Anti-Semites make all sorts of contradictory statements about why they hate Jews. Jews are rich and own everything, or Jews are poor and stateless; they are religious extremists or they are secular cosmopolitans; they assimilate or they stay separate. Jew-haters say, “Go back to Israel!” and they say, “Get out of Palestine!” They say, “The Nazis should have finished the job,” and they say, “The Holocaust never happened.”

All of these accusations are really saying the same thing: the Jews are a mound in our field. You are in the way. You don't belong here. You are an obstacle, an eye-sore, a blot on humanity. But these are all just pretexts and excuses. None of these is the real reason for anti-Semitism. The true cause of anti-Semitism is not the mound, it is the ditch.

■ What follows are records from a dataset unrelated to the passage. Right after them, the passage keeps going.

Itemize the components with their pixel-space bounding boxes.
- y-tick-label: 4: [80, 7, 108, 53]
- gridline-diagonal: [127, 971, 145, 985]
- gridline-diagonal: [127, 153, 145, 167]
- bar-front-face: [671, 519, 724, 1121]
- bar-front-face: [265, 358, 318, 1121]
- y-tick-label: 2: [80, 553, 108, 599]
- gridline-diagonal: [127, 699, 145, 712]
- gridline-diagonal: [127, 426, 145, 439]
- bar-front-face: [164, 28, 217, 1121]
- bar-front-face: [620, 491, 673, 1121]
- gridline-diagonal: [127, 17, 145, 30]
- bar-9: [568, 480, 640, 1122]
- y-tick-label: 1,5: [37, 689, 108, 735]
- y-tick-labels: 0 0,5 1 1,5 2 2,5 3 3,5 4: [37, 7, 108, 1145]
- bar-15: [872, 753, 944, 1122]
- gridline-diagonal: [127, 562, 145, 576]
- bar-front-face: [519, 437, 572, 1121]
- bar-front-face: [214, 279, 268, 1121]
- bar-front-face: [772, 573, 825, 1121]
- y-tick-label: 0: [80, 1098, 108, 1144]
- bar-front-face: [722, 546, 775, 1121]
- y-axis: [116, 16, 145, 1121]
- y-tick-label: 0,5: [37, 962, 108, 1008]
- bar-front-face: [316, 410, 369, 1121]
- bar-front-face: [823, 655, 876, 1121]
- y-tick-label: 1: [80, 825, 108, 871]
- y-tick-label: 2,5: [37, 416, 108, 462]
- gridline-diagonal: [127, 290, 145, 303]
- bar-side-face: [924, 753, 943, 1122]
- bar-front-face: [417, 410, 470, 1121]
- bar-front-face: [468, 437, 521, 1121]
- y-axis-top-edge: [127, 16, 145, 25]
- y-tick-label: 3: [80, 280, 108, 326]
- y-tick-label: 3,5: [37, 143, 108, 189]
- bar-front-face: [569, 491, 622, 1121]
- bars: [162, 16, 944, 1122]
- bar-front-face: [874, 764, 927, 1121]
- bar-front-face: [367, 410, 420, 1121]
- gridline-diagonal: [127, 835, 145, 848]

At their core, those who hate others actually hate themselves. Beneath their macho exteriors lies a profound emptiness, a vacuous hole in their souls. They subconsciously sense that their ideology is false, their beliefs empty, their lives void of meaning. And when you are empty, you hate those who are full. When you lack meaning, you envy those who have it. And there is no people that represents higher purpose and eternal truth than the Jewish people.

This is why there are anti-Semites who have never even met a Jew. It's nothing personal. Their hatred is a symptom of their anger at themselves, which they refuse to face, so they project it on another. And the ultimate other is the Jew, the eternal Jew who has watched civilizations come and go, who has outlived all the ditch owners that tried to wipe him out.

In every generation there are evil ideologies. They take on various facades, but they share one common feature: they all hate the Jews. If you want to know which ideology is the destructive force of the age, look at the ones that embrace anti-Semitism. No matter how cultured and intelligent they look, at their core lies a nihilistic ditch, and they are dangerous.

So what should Jews do about anti-Semitism? What can anyone do about someone else’s existential emptiness?

We take our cues from the Purim story. The Jews of the time, under threat of annihilation, did not become less Jewish, but more so. We don't fight emptiness by becoming more empty, and we don't make someone else’s problem into our problem. In the face of irrational hate, we stay proudly and defiantly Jewish, trusting in G‑d, and loyal to our people.

But the Jews of Persia also took political and military measures to protect themselves. Because while we hope that all those haters will one day find some meaning to fill their void, we will not sit by and be victims of those who haven't.

Haman never filled his ditch. But he gave us Purim. Every year Jewish children celebrate and make noise when they hear Haman’s name read in the Megillah. Because we won't be swallowed into somebody else’s dark ditch. We will continue to fight evil and emptiness, by bringing more light to the world.